Serie C, Diavolo in crisi con un punto in 4 gare e una classifica simile a quelle delle ultime due stagioni. Sabato c’è il Renate
TERAMO. Un punto raccolto nelle ultime quattro partite: il novembre nero del Teramo si è chiuso con lo scivolone interno contro la Giana Erminio e tra i fischi del pubblico. Il primo ko stagionale al Bonolis è un altro sintomo dell'evidente involuzione dei biancorossi. In meno di un mese il Diavolo ha gettato alle ortiche la (illusoria) fase di ripresa, coincisa con le tre vittorie di fila nelle prime tre gare di campionato della gestione Maurizi. La classifica è tornata a farsi di colpo preoccupante e all'orizzonte c'è un altro scontro diretto casalingo, in programma sabato (ore 14,30), contro il Renate.
Il momento attuale del Teramo parte da lontano e fa riemergere i fantasmi delle ultime due stagioni, le più difficili della presidenza Campitelli. Un anno fa, dopo la tredicesima giornata, i biancorossi avevano gli stessi punti di oggi (14) mentre due anni fa la situazione era ancora più complessa, con appena 10 punti fatti fino a novembre. Se il rendimento della squadra di Agenore Maurizi non dovesse cambiare, non ci sarebbe spazio per l'ottimismo. Nel 2016-2017 la salvezza arrivò ai play out contro il Lumezzane grazie a due pareggi e alla migliore posizione di classifica; nello scorso campionato la prospettiva di giocarsi i play out con il Vicenza fu annullata dalla penalizzazione inflitta al Santarcangelo che mandò i romagnoli agli spareggi e mise in salvo il Teramo.

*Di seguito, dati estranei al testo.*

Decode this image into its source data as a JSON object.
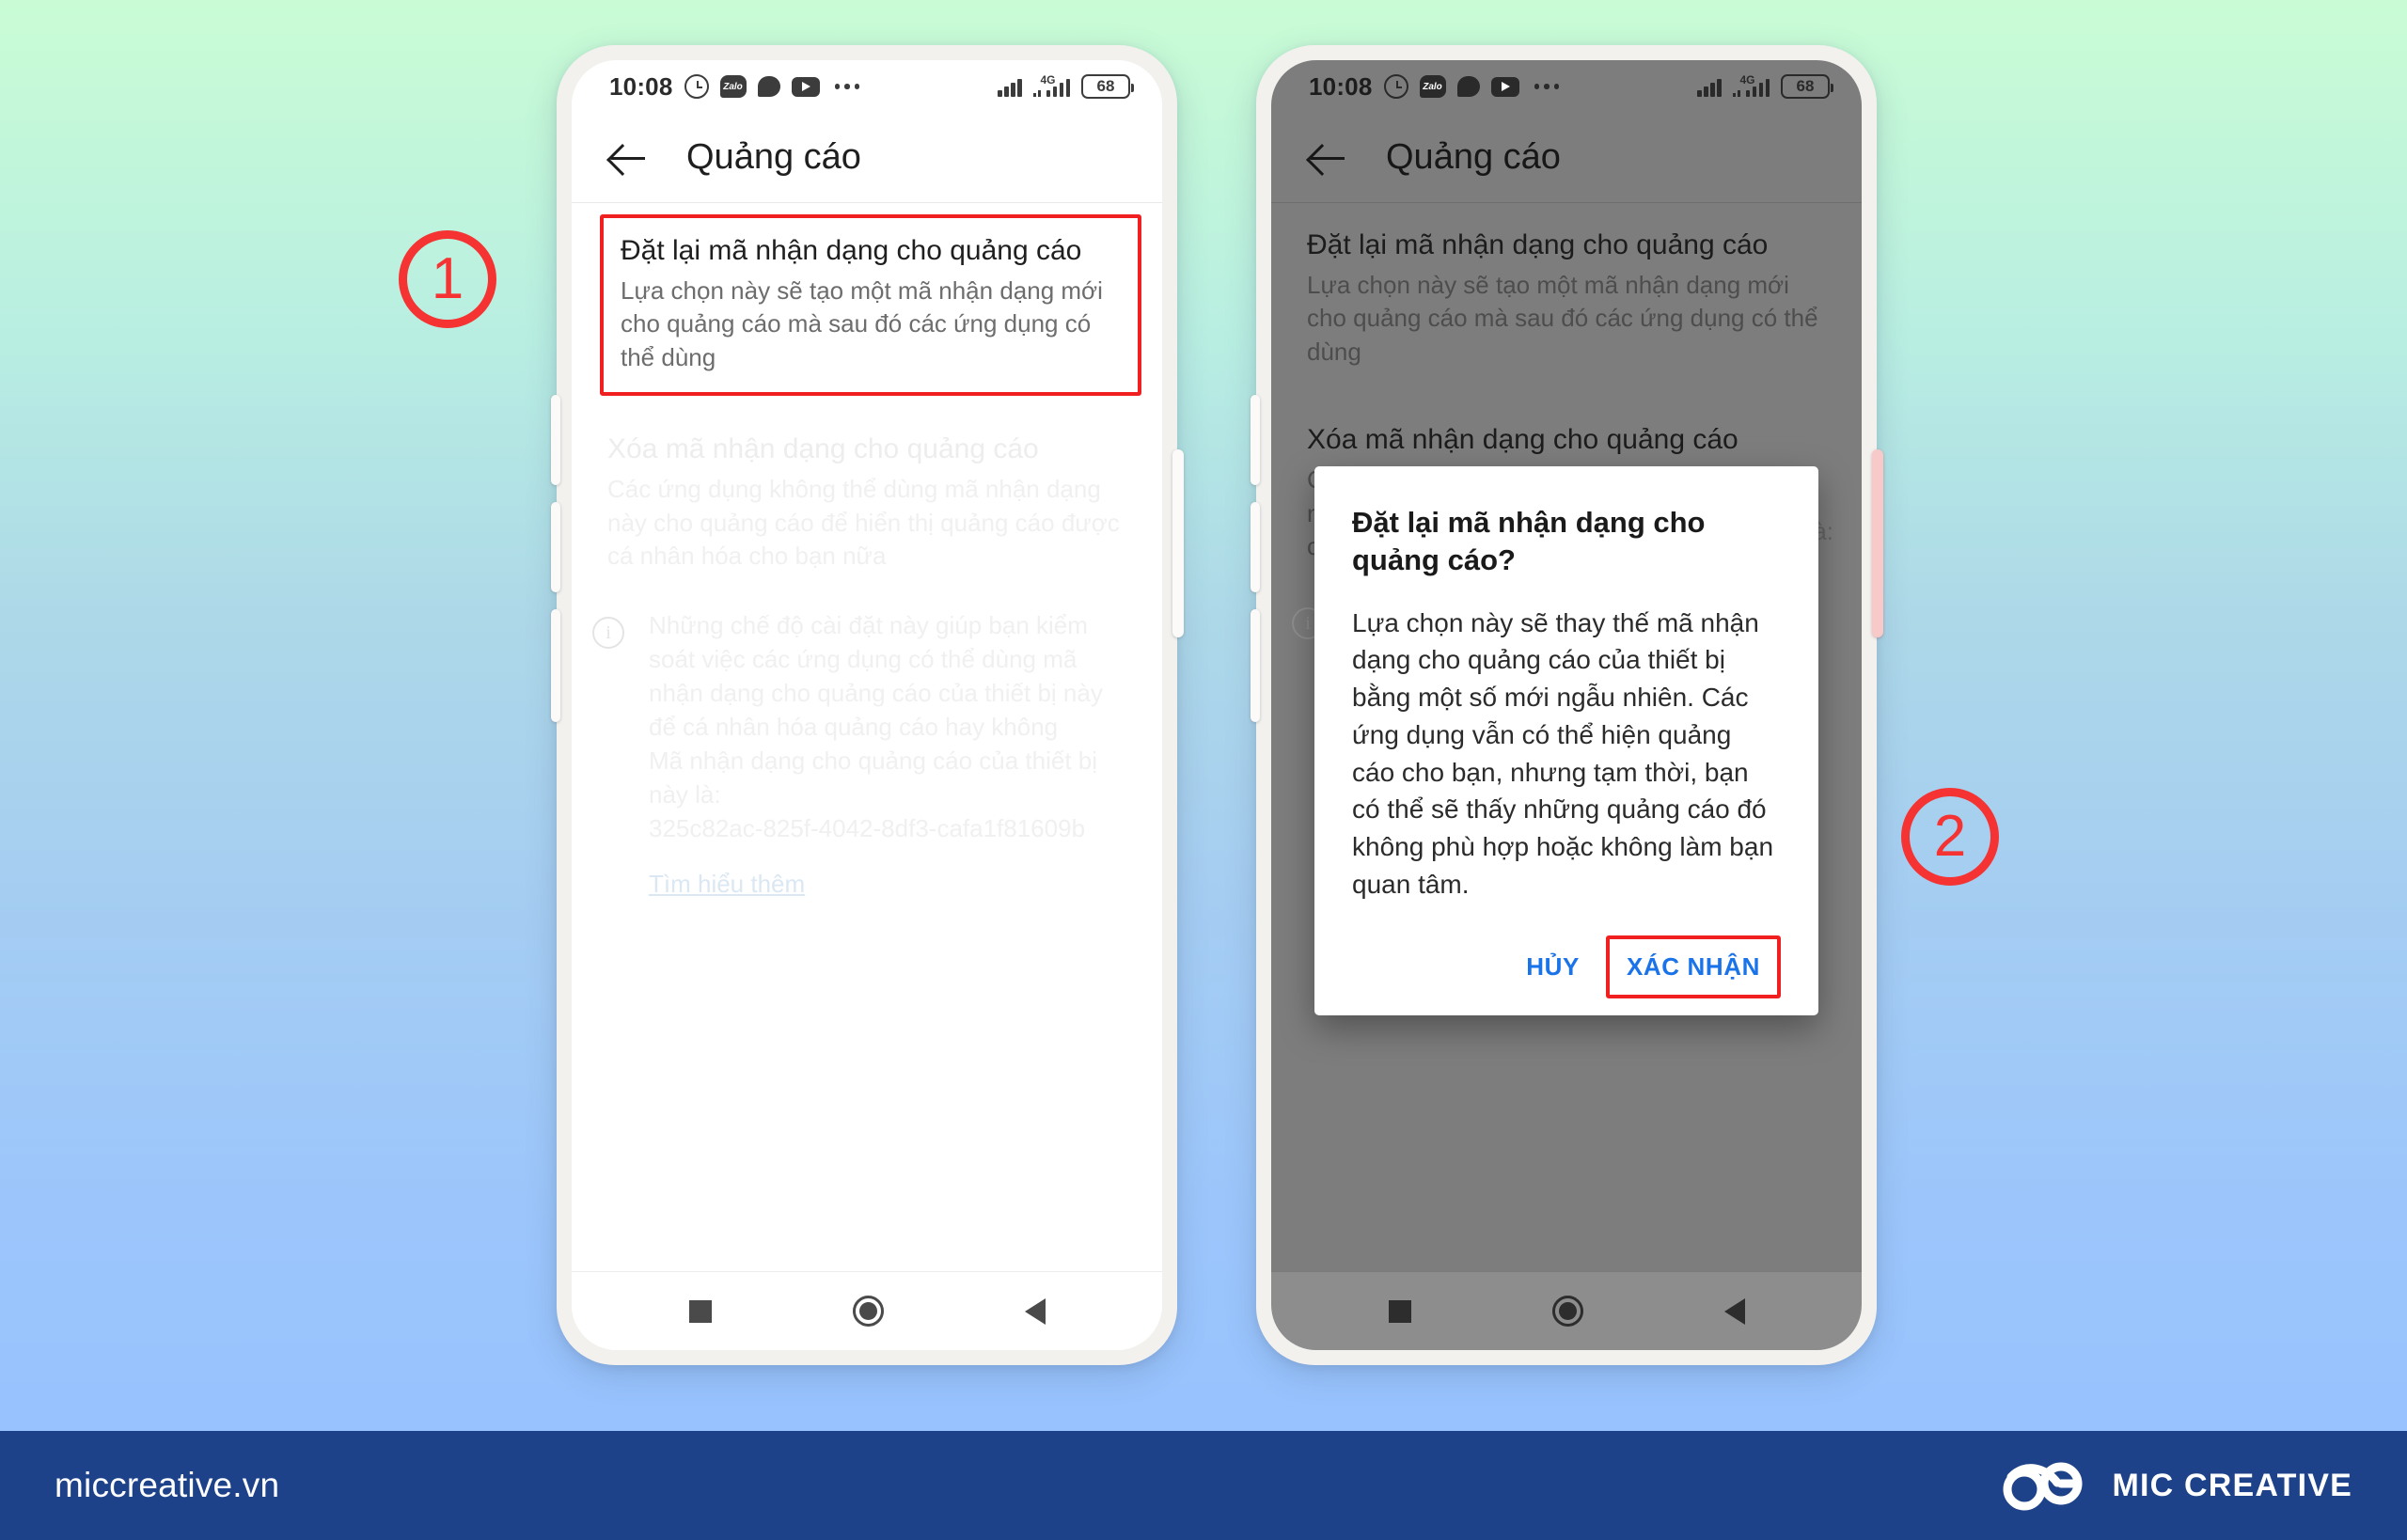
{
  "background": {
    "top_color": "#c9fcd5",
    "bottom_color": "#95c0fd"
  },
  "accent": {
    "highlight_red": "#f02020",
    "badge_red": "#f53333",
    "link_blue": "#1a73e8",
    "footer_blue": "#1d4289"
  },
  "status_bar": {
    "time": "10:08",
    "icons": [
      "alarm-clock-icon",
      "zalo-icon",
      "chat-bubble-icon",
      "youtube-icon",
      "more-dots-icon"
    ],
    "zalo_label": "Zalo",
    "network_label": "4G",
    "battery_level": "68"
  },
  "app_bar": {
    "back_label": "back-arrow-icon",
    "title": "Quảng cáo"
  },
  "nav_bar": {
    "recents": "square-icon",
    "home": "circle-icon",
    "back": "triangle-back-icon"
  },
  "phone1": {
    "highlighted_pref": {
      "title": "Đặt lại mã nhận dạng cho quảng cáo",
      "subtitle": "Lựa chọn này sẽ tạo một mã nhận dạng mới cho quảng cáo mà sau đó các ứng dụng có thể dùng"
    },
    "second_pref": {
      "title": "Xóa mã nhận dạng cho quảng cáo",
      "subtitle": "Các ứng dụng không thể dùng mã nhận dạng này cho quảng cáo để hiển thị quảng cáo được cá nhân hóa cho bạn nữa"
    },
    "info": {
      "paragraph": "Những chế độ cài đặt này giúp bạn kiểm soát việc các ứng dụng có thể dùng mã nhận dạng cho quảng cáo của thiết bị này để cá nhân hóa quảng cáo hay không",
      "device_id_label": "Mã nhận dạng cho quảng cáo của thiết bị này là:",
      "device_id_value": "325c82ac-825f-4042-8df3-cafa1f81609b",
      "learn_more": "Tìm hiểu thêm"
    }
  },
  "phone2": {
    "first_pref": {
      "title": "Đặt lại mã nhận dạng cho quảng cáo",
      "subtitle": "Lựa chọn này sẽ tạo một mã nhận dạng mới cho quảng cáo mà sau đó các ứng dụng có thể dùng"
    },
    "second_pref": {
      "title": "Xóa mã nhận dạng cho quảng cáo",
      "subtitle": "Các ứng dụng không thể dùng mã nhận dạng này cho quảng cáo để hiển thị quảng cáo được cá nhân hóa cho bạn nữa"
    },
    "behind_text": "à:",
    "dialog": {
      "title": "Đặt lại mã nhận dạng cho quảng cáo?",
      "body": "Lựa chọn này sẽ thay thế mã nhận dạng cho quảng cáo của thiết bị bằng một số mới ngẫu nhiên. Các ứng dụng vẫn có thể hiện quảng cáo cho bạn, nhưng tạm thời, bạn có thể sẽ thấy những quảng cáo đó không phù hợp hoặc không làm bạn quan tâm.",
      "cancel_label": "HỦY",
      "confirm_label": "XÁC NHẬN"
    }
  },
  "badges": {
    "step1": "1",
    "step2": "2"
  },
  "footer": {
    "url": "miccreative.vn",
    "brand": "MIC CREATIVE",
    "logo": "infinity-loop-logo"
  }
}
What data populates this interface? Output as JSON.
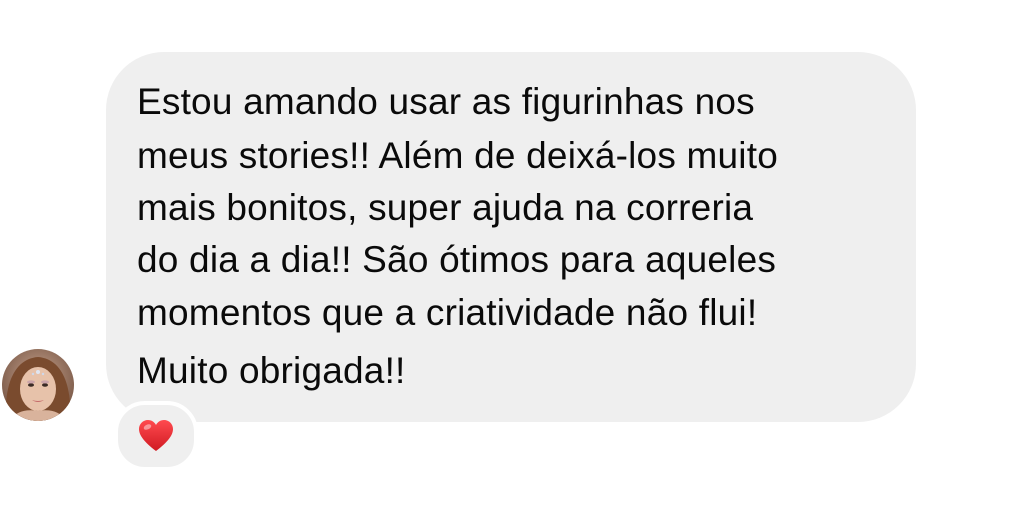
{
  "message": {
    "lines": [
      "Estou amando usar as figurinhas nos",
      "meus stories!! Além de deixá-los muito",
      "mais bonitos, super ajuda na correria",
      "do dia a dia!! São ótimos para aqueles",
      "momentos que a criatividade não flui!",
      "Muito obrigada!!"
    ]
  },
  "reaction": {
    "emoji": "heart-icon",
    "color": "#e0242d"
  },
  "colors": {
    "bubble": "#efefef",
    "text": "#0a0a0a",
    "background": "#ffffff"
  }
}
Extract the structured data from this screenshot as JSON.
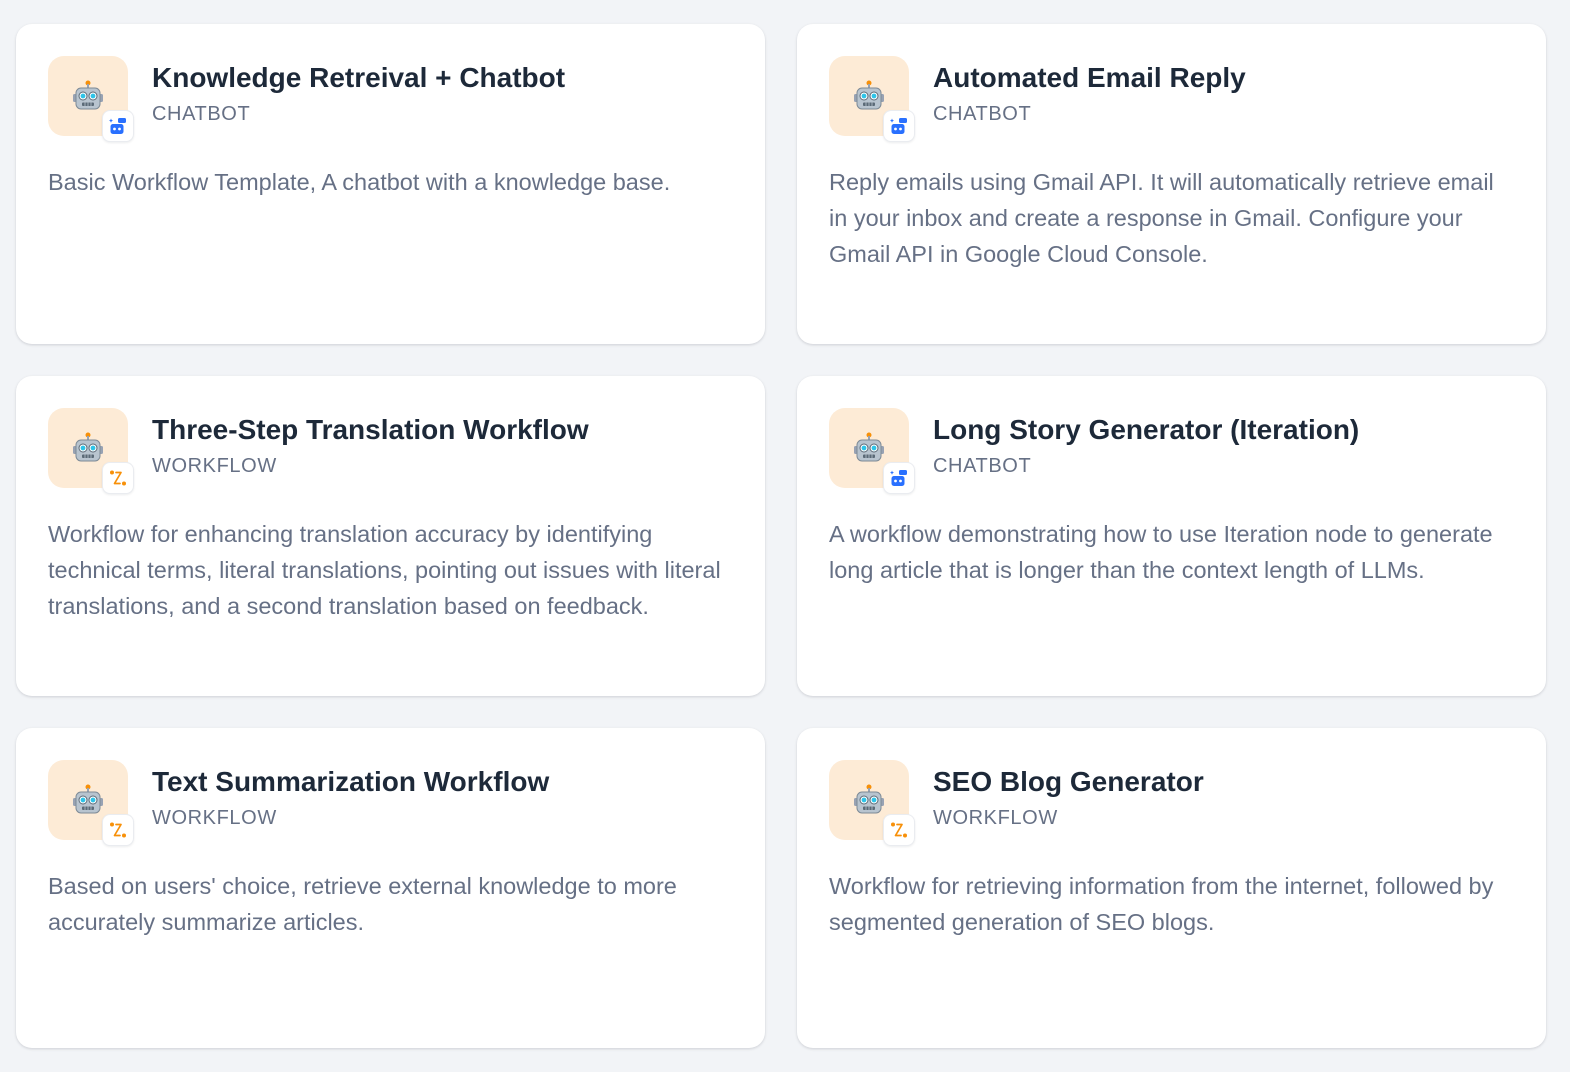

Tornando alla sconfitta contro la Giana Erminio, hanno destato molta perplessità le tardive sostituzioni di Maurizi e alcune scelte nella formazione iniziale. Il tecnico romano ha spiegato, in conferenza stampa, che non è possibile cambiare modulo o giocarsi la carta delle tre punte per «mancanza di fisicità» a centrocampo. Parole, quelle di Maurizi, che evidenziano i limiti della rosa allestita in estate e impostata (con Zichella) sul 4-3-3, prima di virare verso il 3-5-2 costringendo alcuni elementi ad adattarsi a un sistema di gioco non consono alle loro caratteristiche. Il 3-5-2, per come viene interpretato oggi, è inoffensivo e macchinoso. Bacio Terracino e Zecca, per esempio, sono costretti a fare le seconde punte e ad abbandonare le corsie esterne; il giovane Fiordaliso, sulla fascia, sembra un pesce fuor d'acqua, mentre il dualismo tra Proietti e Ranieri non sta giovando a entrambi. Per non parlare di Piccioni, sempre più in crisi e mai a segno in 12 presenze. Oggi, intanto, il Teramo torna ad allenarsi alle 14,30. Da valutare le condizioni di Caidi, Spighi, Barbuti, Piccioni e Ranieri. Squalificato per un turno il vice allenatore De Amicis.
Nuova panchina. Il Gubbio ha esonerato Alessandro Sandreani: al suo posto Giuseppe "Nanu" Galderisi, già sulla panchina umbra nel 2004. E l’Albinoleffe ha esonerato Massimilano Alvini.